Ele era até civilizado pra um homem que carregava uma pistola. A terra girava devagar naquele dia. As matizes de terra vermelha e o azul do horizonte eram uma projeção daquela cidade. No sobrado em que os homens iam para exercer seus convívios e abusos, ele ia encontrar uma moça em especial. Ouvindo só o burburinho lá de baixo, talvez um pouco do cheiro de bebida, talvez um ar espesso de cigarro, ele se encontrava recolhido, sentado à cama ao lado de Darla. Suas feições eram angulares, a sua barba longa e o cabelo caia um pouco na cara, escondendo uma cicatriz de bala na testa, que levara de raspão em uma dessas aventuras. Na cintura carregava uma pistola prateada, com detalhes dourados no bastão, e ao longo do cano. Do outro lado em um cantil trazia aguardente, no corpo um cinto de balas, uma espingarda que carregava nas costas mas que, no fim das contas, usou pouco ao longo da vida.
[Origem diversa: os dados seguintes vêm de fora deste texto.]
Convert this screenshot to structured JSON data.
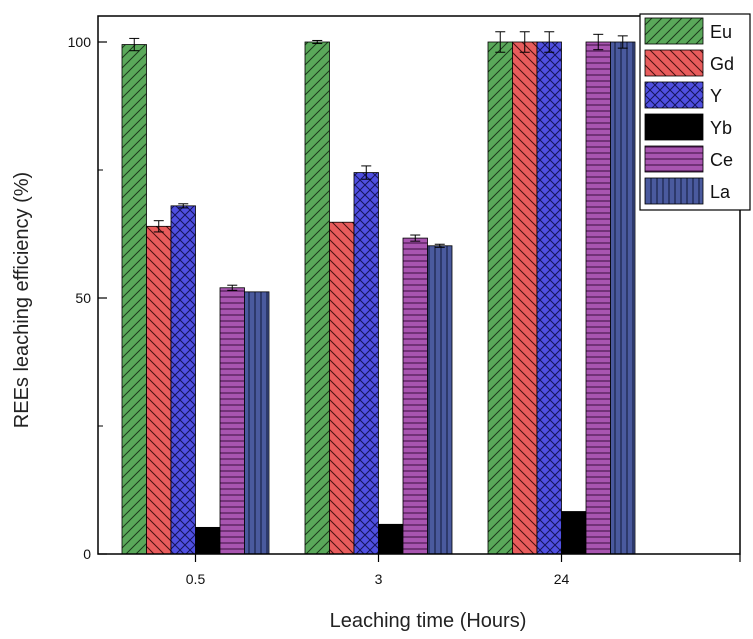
{
  "chart_data": {
    "type": "bar",
    "xlabel": "Leaching time (Hours)",
    "ylabel": "REEs leaching efficiency (%)",
    "categories": [
      "0.5",
      "3",
      "24"
    ],
    "y_ticks": [
      "0",
      "50",
      "100"
    ],
    "ylim": [
      0,
      105
    ],
    "legend_placement": "top-right",
    "series": [
      {
        "name": "Eu",
        "color": "#5aa85a",
        "pattern": "diag-up",
        "values": [
          99.5,
          100,
          100
        ],
        "errors": [
          1.2,
          0.3,
          2.0
        ]
      },
      {
        "name": "Gd",
        "color": "#e85c5c",
        "pattern": "diag-down",
        "values": [
          64,
          64.8,
          100
        ],
        "errors": [
          1.1,
          0,
          2.0
        ]
      },
      {
        "name": "Y",
        "color": "#4f4fe0",
        "pattern": "crosshatch",
        "values": [
          68,
          74.5,
          100
        ],
        "errors": [
          0.4,
          1.3,
          2.0
        ]
      },
      {
        "name": "Yb",
        "color": "#000000",
        "pattern": "solid",
        "values": [
          5.2,
          5.8,
          8.3
        ],
        "errors": [
          0,
          0,
          0
        ]
      },
      {
        "name": "Ce",
        "color": "#a855b0",
        "pattern": "horizontal",
        "values": [
          52,
          61.7,
          100
        ],
        "errors": [
          0.5,
          0.6,
          1.5
        ]
      },
      {
        "name": "La",
        "color": "#4a5a9e",
        "pattern": "vertical",
        "values": [
          51.2,
          60.2,
          100
        ],
        "errors": [
          0,
          0.3,
          1.2
        ]
      }
    ]
  }
}
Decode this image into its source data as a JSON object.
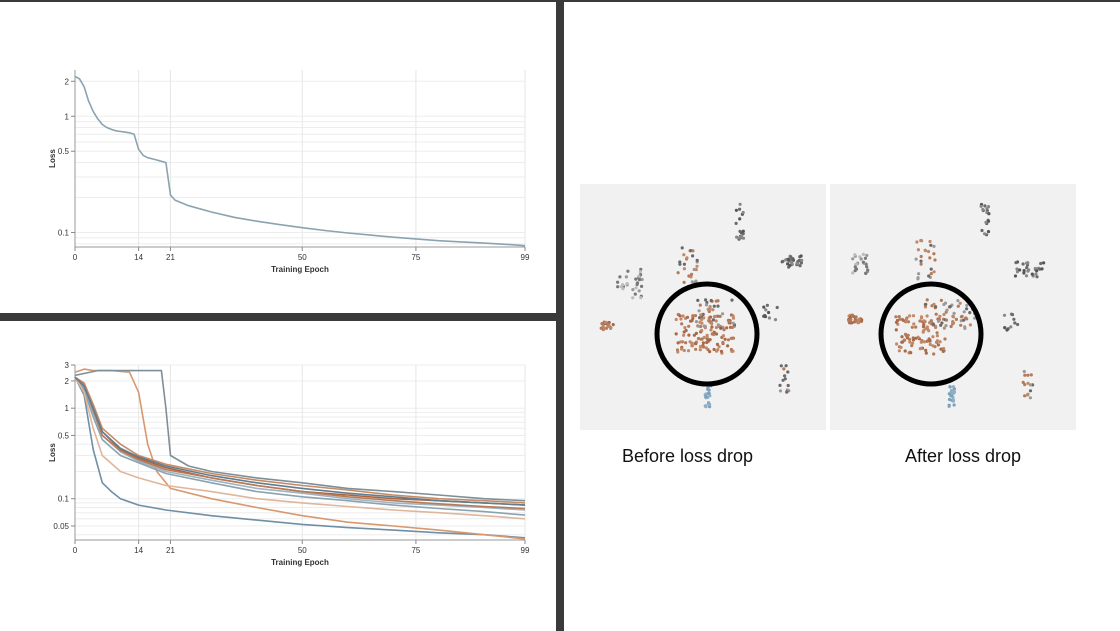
{
  "chart_data": [
    {
      "type": "line",
      "xlabel": "Training Epoch",
      "ylabel": "Loss",
      "yscale": "log",
      "xlim": [
        0,
        99
      ],
      "ylim": [
        0.075,
        2.5
      ],
      "x_ticks": [
        "0",
        "14",
        "21",
        "50",
        "75",
        "99"
      ],
      "y_ticks": [
        "0.1",
        "0.5",
        "1",
        "2"
      ],
      "grid": true,
      "series": [
        {
          "color": "#8ba3b0",
          "x": [
            0,
            1,
            2,
            3,
            4,
            5,
            6,
            7,
            8,
            9,
            10,
            11,
            12,
            13,
            14,
            15,
            16,
            17,
            18,
            19,
            20,
            21,
            22,
            25,
            30,
            35,
            40,
            45,
            50,
            55,
            60,
            65,
            70,
            75,
            80,
            85,
            90,
            95,
            99
          ],
          "y": [
            2.2,
            2.1,
            1.8,
            1.35,
            1.1,
            0.95,
            0.85,
            0.8,
            0.77,
            0.75,
            0.74,
            0.73,
            0.72,
            0.7,
            0.52,
            0.46,
            0.44,
            0.43,
            0.42,
            0.41,
            0.4,
            0.21,
            0.19,
            0.17,
            0.15,
            0.135,
            0.125,
            0.117,
            0.11,
            0.104,
            0.099,
            0.095,
            0.091,
            0.088,
            0.085,
            0.083,
            0.081,
            0.079,
            0.077
          ]
        }
      ]
    },
    {
      "type": "line",
      "xlabel": "Training Epoch",
      "ylabel": "Loss",
      "yscale": "log",
      "xlim": [
        0,
        99
      ],
      "ylim": [
        0.035,
        3.0
      ],
      "x_ticks": [
        "0",
        "14",
        "21",
        "50",
        "75",
        "99"
      ],
      "y_ticks": [
        "0.05",
        "0.1",
        "0.5",
        "1",
        "2",
        "3"
      ],
      "grid": true,
      "series": [
        {
          "color": "#6f8fa3",
          "x": [
            0,
            2,
            4,
            6,
            8,
            10,
            14,
            20,
            30,
            40,
            50,
            60,
            70,
            80,
            90,
            99
          ],
          "y": [
            2.2,
            1.4,
            0.35,
            0.15,
            0.12,
            0.1,
            0.085,
            0.075,
            0.065,
            0.058,
            0.052,
            0.048,
            0.045,
            0.042,
            0.04,
            0.037
          ]
        },
        {
          "color": "#d8986f",
          "x": [
            0,
            2,
            4,
            8,
            12,
            14,
            16,
            18,
            21,
            30,
            40,
            50,
            60,
            70,
            80,
            90,
            99
          ],
          "y": [
            2.5,
            2.7,
            2.6,
            2.6,
            2.5,
            1.5,
            0.4,
            0.2,
            0.13,
            0.1,
            0.08,
            0.065,
            0.055,
            0.05,
            0.045,
            0.04,
            0.036
          ]
        },
        {
          "color": "#7d8f9a",
          "x": [
            0,
            5,
            10,
            15,
            19,
            20,
            21,
            25,
            30,
            40,
            50,
            60,
            70,
            80,
            90,
            99
          ],
          "y": [
            2.3,
            2.6,
            2.6,
            2.6,
            2.6,
            1.0,
            0.3,
            0.23,
            0.2,
            0.17,
            0.15,
            0.13,
            0.12,
            0.11,
            0.1,
            0.095
          ]
        },
        {
          "color": "#a8643e",
          "x": [
            0,
            2,
            4,
            6,
            10,
            14,
            20,
            30,
            40,
            50,
            60,
            70,
            80,
            90,
            99
          ],
          "y": [
            2.2,
            1.8,
            1.0,
            0.55,
            0.35,
            0.28,
            0.22,
            0.17,
            0.14,
            0.12,
            0.11,
            0.1,
            0.095,
            0.09,
            0.085
          ]
        },
        {
          "color": "#c78a62",
          "x": [
            0,
            2,
            4,
            6,
            10,
            14,
            20,
            30,
            40,
            50,
            60,
            70,
            80,
            90,
            99
          ],
          "y": [
            2.2,
            1.9,
            1.1,
            0.6,
            0.4,
            0.3,
            0.24,
            0.19,
            0.16,
            0.14,
            0.125,
            0.11,
            0.1,
            0.095,
            0.09
          ]
        },
        {
          "color": "#9fb3c0",
          "x": [
            0,
            2,
            4,
            6,
            10,
            14,
            20,
            30,
            40,
            50,
            60,
            70,
            80,
            90,
            99
          ],
          "y": [
            2.2,
            1.7,
            0.9,
            0.5,
            0.33,
            0.26,
            0.2,
            0.16,
            0.13,
            0.115,
            0.1,
            0.09,
            0.085,
            0.08,
            0.075
          ]
        },
        {
          "color": "#8ba3b0",
          "x": [
            0,
            2,
            4,
            6,
            10,
            14,
            20,
            30,
            40,
            50,
            60,
            70,
            80,
            90,
            99
          ],
          "y": [
            2.2,
            1.6,
            0.8,
            0.45,
            0.3,
            0.25,
            0.19,
            0.15,
            0.12,
            0.105,
            0.095,
            0.085,
            0.078,
            0.072,
            0.066
          ]
        },
        {
          "color": "#b97a58",
          "x": [
            0,
            2,
            4,
            6,
            10,
            14,
            20,
            30,
            40,
            50,
            60,
            70,
            80,
            90,
            99
          ],
          "y": [
            2.2,
            1.8,
            0.95,
            0.5,
            0.34,
            0.27,
            0.21,
            0.17,
            0.14,
            0.12,
            0.105,
            0.095,
            0.088,
            0.082,
            0.078
          ]
        },
        {
          "color": "#e0b59a",
          "x": [
            0,
            2,
            4,
            6,
            10,
            14,
            20,
            30,
            40,
            50,
            60,
            70,
            80,
            90,
            99
          ],
          "y": [
            2.2,
            1.5,
            0.6,
            0.3,
            0.2,
            0.17,
            0.14,
            0.12,
            0.1,
            0.09,
            0.082,
            0.075,
            0.07,
            0.065,
            0.06
          ]
        },
        {
          "color": "#5f7e92",
          "x": [
            0,
            2,
            4,
            6,
            10,
            14,
            20,
            30,
            40,
            50,
            60,
            70,
            80,
            90,
            99
          ],
          "y": [
            2.2,
            1.75,
            1.0,
            0.55,
            0.36,
            0.29,
            0.23,
            0.18,
            0.15,
            0.13,
            0.115,
            0.105,
            0.095,
            0.09,
            0.085
          ]
        }
      ]
    },
    {
      "type": "scatter",
      "caption": "Before loss drop"
    },
    {
      "type": "scatter",
      "caption": "After loss drop"
    }
  ]
}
Gostava mesmo era de discutir, e por ali era conhecido como "O Argumentador". Rezava a lenda que ele já tinha convencido um maquinista a entregar um trem cheio de ouro voluntariamente. Falava como quem sabia o que queria, e dizia o que pensava do mundo, do sistema, de como era deturpado aquele lugar. Era ladrão por ideologia. Caminhava sozinho porque ninguém aguentava-se de orgulho perto dele.
- Me abrace, querida Darla.
Era a única que gostava dele. Mas Darla não contava, afinal, não amava a si, fazia isso muito porcamente. Ele a convencera de que era uma sorte de messias do amor, e ela nunca cobrou seus serviços quando ele passava por lá. Os momentos eram sempre loucos para ela. Para ele, um pouco de vida a mais, um pouco de vida a menos.
- Me conte uma história antes de deitarmos de vez...

E ele pouco sabia sobre histórias. Se lembrou de um homem com quem discutiu e que deixou tão sem argumentos que o homem sacou a pistola, e ele teve que torná-lo um homem outra vez. Um dos poucos abates que sua pistola fizera ao longo dos anos...
Foi dormir pensando em quão felizes eram os homens das armas e seus bandos.